# Bored in central Indiana



## GSU Lawn (Dec 1, 2006)

Wish we could get something in central Indiana, only a dusting, with temps to be in 
the upper 40's all week. Can't mow or plow, kinda boring. What does the Farmers Almanac say? At least we can get our hopes up.


----------



## Proscapez LLC (Aug 9, 2006)

GSU Lawn;332581 said:


> What does the Farmers Almanac say? At least we can get our hopes up.

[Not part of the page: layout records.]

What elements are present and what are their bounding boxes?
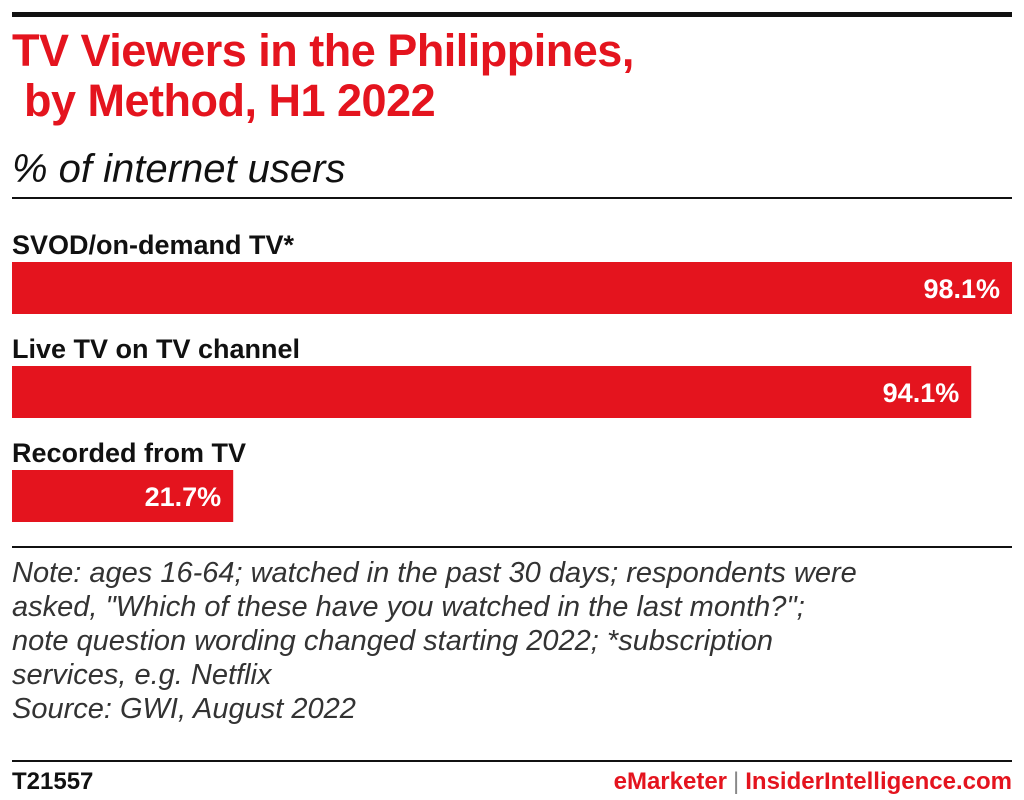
title-line-2: by Method, H1 2022	[12, 75, 436, 126]
brand-emarketer: eMarketer	[613, 768, 728, 795]
note-line-2: asked, "Which of these have you watched …	[12, 591, 805, 623]
value-label-recorded-from-tv: 21.7%	[145, 482, 222, 512]
brand-credit: eMarketer | InsiderIntelligence.com	[614, 768, 1012, 796]
footer-rule	[12, 760, 1012, 762]
brand-separator: |	[733, 768, 740, 795]
chart-code: T21557	[12, 768, 94, 795]
chart-subtitle: % of internet users	[12, 147, 346, 191]
notes-rule	[12, 546, 1012, 548]
note-line-3: note question wording changed starting 2…	[12, 625, 773, 657]
bar-chart: SVOD/on-demand TV* 98.1% Live TV on TV cha…	[12, 230, 1012, 522]
notes-block: Note: ages 16-64; watched in the past 30…	[12, 556, 1012, 726]
title-line-1: TV Viewers in the Philippines,	[12, 25, 634, 76]
value-label-svod-on-demand-tv: 98.1%	[923, 274, 1000, 304]
chart-title: TV Viewers in the Philippines, by Method…	[12, 26, 1012, 126]
footer: T21557 eMarketer | InsiderIntelligence.com	[12, 768, 1012, 800]
category-label-live-tv-on-tv-channel: Live TV on TV channel	[12, 334, 300, 364]
category-label-svod-on-demand-tv: SVOD/on-demand TV*	[12, 230, 295, 260]
category-label-recorded-from-tv: Recorded from TV	[12, 438, 246, 468]
bar-live-tv-on-tv-channel	[12, 366, 972, 418]
value-label-live-tv-on-tv-channel: 94.1%	[883, 378, 960, 408]
note-line-1: Note: ages 16-64; watched in the past 30…	[12, 557, 857, 589]
source-line: Source: GWI, August 2022	[12, 693, 356, 725]
subtitle-rule	[12, 197, 1012, 199]
top-rule	[12, 12, 1012, 17]
bar-recorded-from-tv	[12, 470, 234, 522]
brand-insider-intelligence: InsiderIntelligence.com	[745, 768, 1012, 795]
bar-svod-on-demand-tv	[12, 262, 1012, 314]
note-line-4: services, e.g. Netflix	[12, 659, 272, 691]
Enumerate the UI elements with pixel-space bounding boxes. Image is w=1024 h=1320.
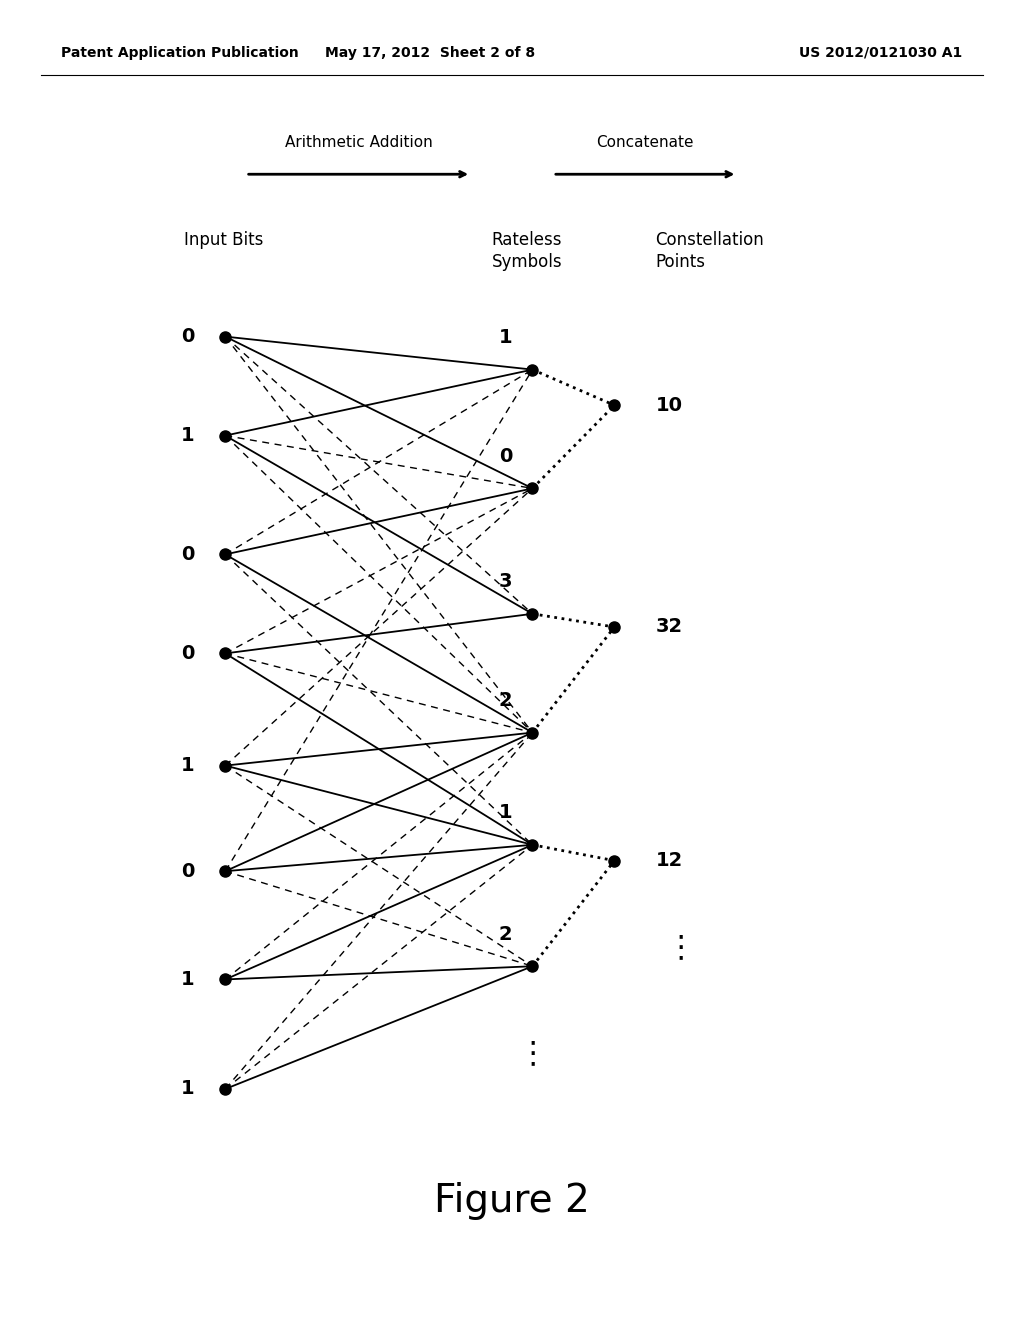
Text: 2: 2 [499, 692, 512, 710]
Text: 10: 10 [655, 396, 682, 414]
Text: 0: 0 [181, 862, 195, 880]
Text: ⋮: ⋮ [517, 1039, 548, 1068]
Text: 32: 32 [655, 618, 682, 636]
Text: 3: 3 [499, 573, 512, 591]
Text: 1: 1 [181, 426, 195, 445]
Text: ⋮: ⋮ [666, 933, 696, 962]
Text: Rateless
Symbols: Rateless Symbols [492, 231, 562, 271]
Text: 1: 1 [181, 1080, 195, 1098]
Text: May 17, 2012  Sheet 2 of 8: May 17, 2012 Sheet 2 of 8 [325, 46, 536, 59]
Text: 1: 1 [499, 329, 512, 347]
Text: 0: 0 [181, 327, 195, 346]
Text: Input Bits: Input Bits [184, 231, 264, 249]
Text: Figure 2: Figure 2 [434, 1183, 590, 1220]
Text: Constellation
Points: Constellation Points [655, 231, 764, 271]
Text: 1: 1 [499, 804, 512, 822]
Text: 0: 0 [499, 447, 512, 466]
Text: 1: 1 [181, 756, 195, 775]
Text: Arithmetic Addition: Arithmetic Addition [285, 136, 432, 150]
Text: 0: 0 [181, 644, 195, 663]
Text: Concatenate: Concatenate [596, 136, 694, 150]
Text: 0: 0 [181, 545, 195, 564]
Text: 12: 12 [655, 851, 683, 870]
Text: 2: 2 [499, 925, 512, 944]
Text: Patent Application Publication: Patent Application Publication [61, 46, 299, 59]
Text: US 2012/0121030 A1: US 2012/0121030 A1 [800, 46, 963, 59]
Text: 1: 1 [181, 970, 195, 989]
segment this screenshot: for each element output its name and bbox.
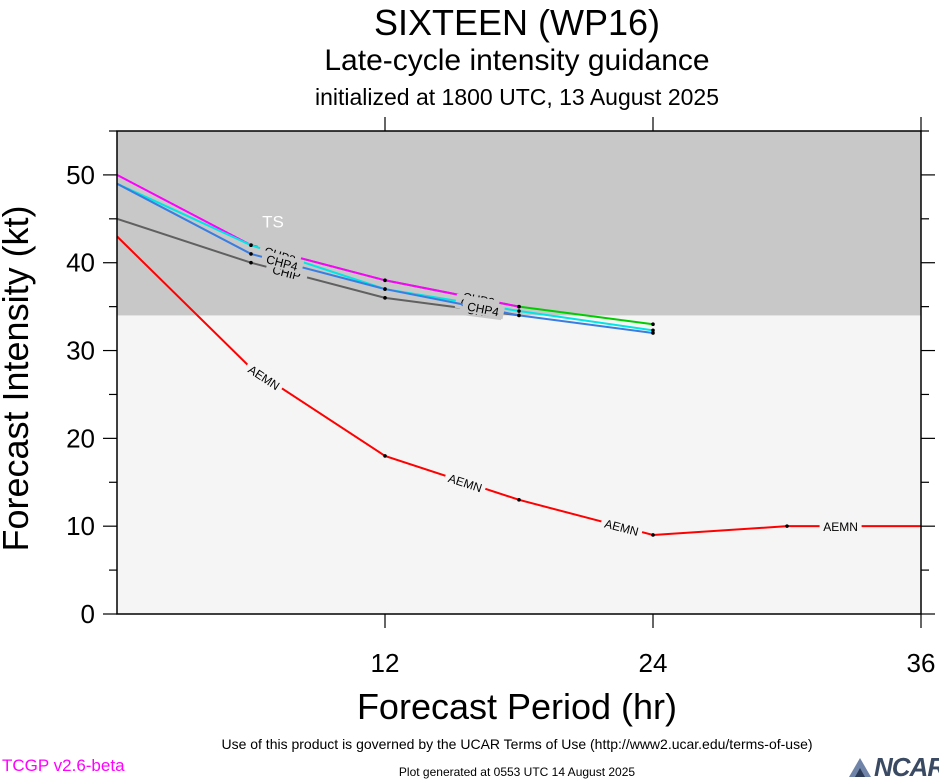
data-point bbox=[249, 260, 253, 265]
series-label-bg bbox=[242, 359, 286, 395]
series-label-text: AEMN bbox=[823, 520, 858, 534]
series-line-chip bbox=[116, 217, 520, 317]
series-layer: AEMNAEMNAEMNAEMNCHIPCHIPCHP1CHP1CHP2CHP2… bbox=[116, 174, 921, 539]
data-point bbox=[517, 498, 521, 502]
plot-frame bbox=[116, 130, 922, 615]
data-point bbox=[383, 287, 387, 291]
series-label-bg bbox=[260, 250, 305, 275]
data-point bbox=[249, 252, 253, 256]
data-point bbox=[249, 243, 253, 247]
data-point bbox=[651, 322, 655, 327]
generated-time: Plot generated at 0553 UTC 14 August 202… bbox=[398, 765, 636, 779]
series-label-aemn: AEMN bbox=[819, 519, 862, 534]
x-axis-label: Forecast Period (hr) bbox=[356, 686, 678, 727]
below-ts-background bbox=[117, 315, 921, 614]
series-label-bg bbox=[461, 297, 506, 320]
chart-title: SIXTEEN (WP16) bbox=[373, 2, 661, 43]
axis-layer: 0 10 20 30 40 50 12 24 36 bbox=[66, 117, 935, 678]
data-point bbox=[517, 304, 521, 309]
data-point bbox=[383, 296, 387, 300]
terms-of-use: Use of this product is governed by the U… bbox=[221, 736, 813, 752]
series-label-bg bbox=[599, 514, 644, 539]
data-point bbox=[383, 454, 387, 458]
ts-band-label: TS bbox=[262, 213, 284, 232]
ts-band bbox=[117, 131, 921, 316]
series-label-text: CHP4 bbox=[466, 299, 500, 319]
init-time: initialized at 1800 UTC, 13 August 2025 bbox=[314, 84, 720, 110]
series-label-bg bbox=[443, 469, 488, 496]
series-label-chp4: CHP4 bbox=[461, 297, 506, 320]
ncar-logo-text: NCAR bbox=[874, 752, 939, 782]
y-tick-label: 50 bbox=[66, 160, 95, 190]
y-tick-label: 10 bbox=[66, 511, 95, 541]
y-tick-label: 0 bbox=[81, 599, 95, 629]
data-point bbox=[383, 278, 387, 283]
y-tick-label: 20 bbox=[66, 423, 95, 453]
data-point bbox=[517, 309, 521, 313]
y-tick-label: 30 bbox=[66, 336, 95, 366]
x-tick-label: 12 bbox=[371, 648, 400, 678]
series-label-bg bbox=[819, 519, 862, 534]
data-point bbox=[651, 533, 655, 537]
series-line-chp2 bbox=[116, 174, 520, 308]
chart-subtitle: Late-cycle intensity guidance bbox=[324, 44, 710, 77]
version-label: TCGP v2.6-beta bbox=[2, 756, 125, 775]
data-point bbox=[785, 524, 789, 528]
data-point bbox=[651, 328, 655, 333]
y-tick-label: 40 bbox=[66, 248, 95, 278]
ncar-logo: NCAR bbox=[848, 752, 939, 782]
x-tick-label: 24 bbox=[639, 648, 668, 678]
ncar-logo-icon bbox=[849, 758, 871, 777]
data-point bbox=[517, 313, 521, 318]
data-point bbox=[651, 331, 655, 335]
y-axis-label: Forecast Intensity (kt) bbox=[0, 205, 36, 551]
x-tick-label: 36 bbox=[907, 648, 936, 678]
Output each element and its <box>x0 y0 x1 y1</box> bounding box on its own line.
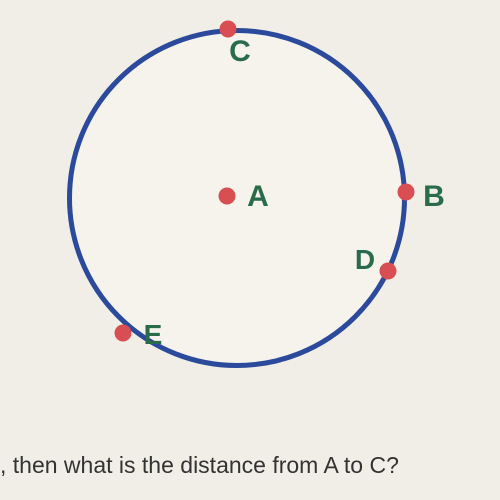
point-a-label: A <box>247 180 269 214</box>
point-d-label: D <box>355 244 375 276</box>
point-b-label: B <box>423 180 445 214</box>
circle-diagram: C A B D E , then what is the distance fr… <box>0 0 500 500</box>
main-circle <box>67 28 407 368</box>
point-e-dot <box>115 325 132 342</box>
question-text: , then what is the distance from A to C? <box>0 452 399 479</box>
point-e-label: E <box>144 319 163 351</box>
point-c-label: C <box>229 35 251 69</box>
point-b-dot <box>398 184 415 201</box>
point-d-dot <box>380 263 397 280</box>
point-a-dot <box>219 188 236 205</box>
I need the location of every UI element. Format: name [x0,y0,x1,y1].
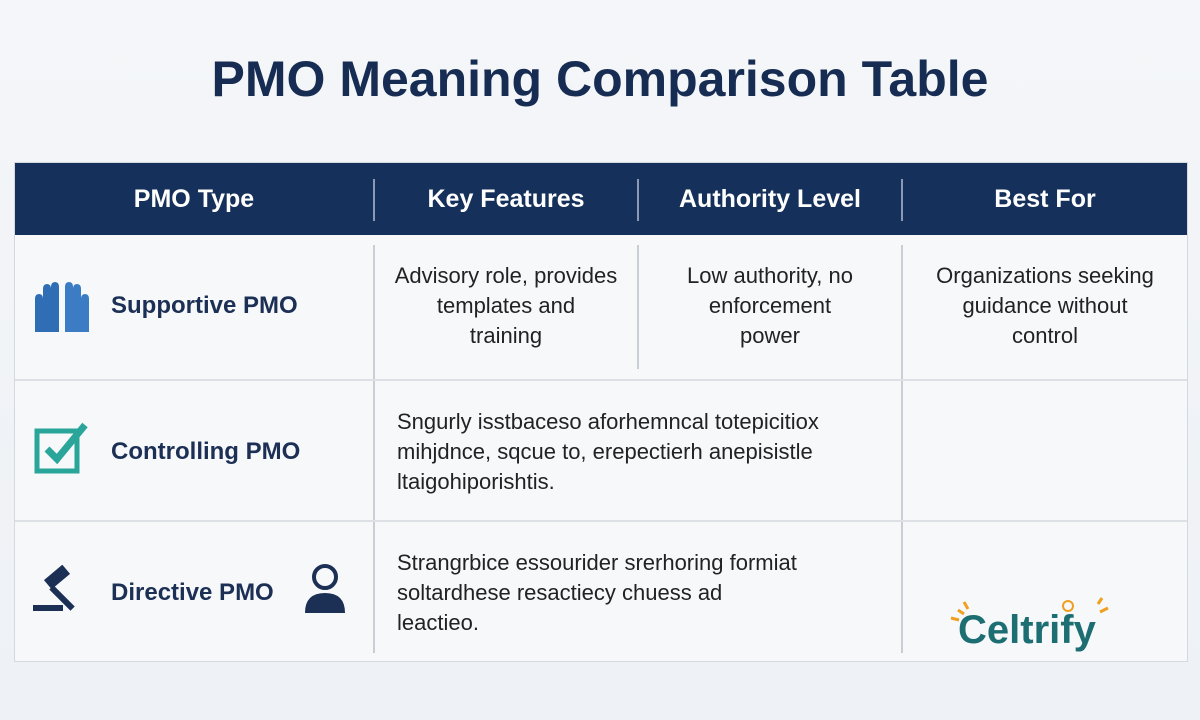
authority-line: enforcement [708,293,832,318]
header-cell: Key Features [427,185,585,213]
authority-line: power [740,323,800,348]
features-line: mihjdnce, sqcue to, erepectierh anepisis… [397,439,813,464]
column-divider [637,245,639,369]
features-line: Advisory role, provides [394,263,618,288]
features-line: Sngurly isstbaceso aforhemncal totepicit… [397,409,819,434]
features-line: leactieo. [397,610,479,635]
authority-line: Low authority, no [687,263,853,288]
header-divider [901,179,903,221]
row-divider [15,520,1187,522]
best-for-line: control [1011,323,1079,348]
directive-icon [33,565,75,611]
features-line: ltaigohiporishtis. [397,469,555,494]
logo-accent [950,597,1109,622]
header-cell: Authority Level [679,185,861,213]
header-bar [15,163,1187,235]
supportive-icon [35,282,89,332]
row-divider [15,379,1187,381]
logo: Celtrify [958,608,1096,652]
features-line: soltardhese resactiecy chuess ad [397,580,723,605]
features-line: templates and [436,293,576,318]
header-divider [373,179,375,221]
features-line: training [469,323,543,348]
features-line: Strangrbice essourider srerhoring formia… [397,550,797,575]
pmo-type: Supportive PMO [111,292,298,319]
best-for-line: guidance without [962,293,1128,318]
pmo-type: Directive PMO [111,579,274,606]
title: PMO Meaning Comparison Table [211,51,989,107]
header-cell: Best For [994,185,1096,213]
table: PMO Type Key Features Authority Level Best … [14,162,1188,662]
pmo-type: Controlling PMO [111,438,301,465]
header-divider [637,179,639,221]
person-icon [305,564,345,613]
best-for-line: Organizations seeking [936,263,1154,288]
column-divider [373,245,375,653]
controlling-icon [34,422,88,474]
column-divider [901,245,903,653]
header-cell: PMO Type [133,185,255,213]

It says something about, getting out your beach towel.


----------



## Young Pup (Aug 13, 2004)

December 2006
1st-3rd. Clouds, cold winds, a few flurries. 4th-7th. Turning colder. 8th-11th. Big storm. Heavy snow, with over a foot possible. Southern Kentucky gets a mix of snow/sleet and rain. 12th-15th. Cold and dry. 16th-19th. Unsettled. 20th-23rd. Clouding up. 24th-27th. Stormy, then turning fair, colder. 28th-31st. Fair, with moderating temperatures.

Look outside you should be seeing snow storm right now.


----------



## GSU Lawn (Dec 1, 2006)

I can safely say the Almanac is currently way off base if we are supposed to be getting a storm right now. Wish it was true
We DID get that storm on the 9th of LAST year. Got 9" in a 24 hour period, but not this year.


----------



## BPK63 (Sep 6, 2006)

We are bored all over the country with this weather. At least you are in good company.


----------



## gardenkeeper88 (Dec 22, 2001)

Sorry for ya man , But WOOO HOOO :redbounce purplebou :we got that lake effect acouple of days ago and what a good start to the season. just billed out for the 42 hours worth for my 2 trucks + about 35 bags of salt.payup :waving: Maybe we can get the system snow going now for both of us.


----------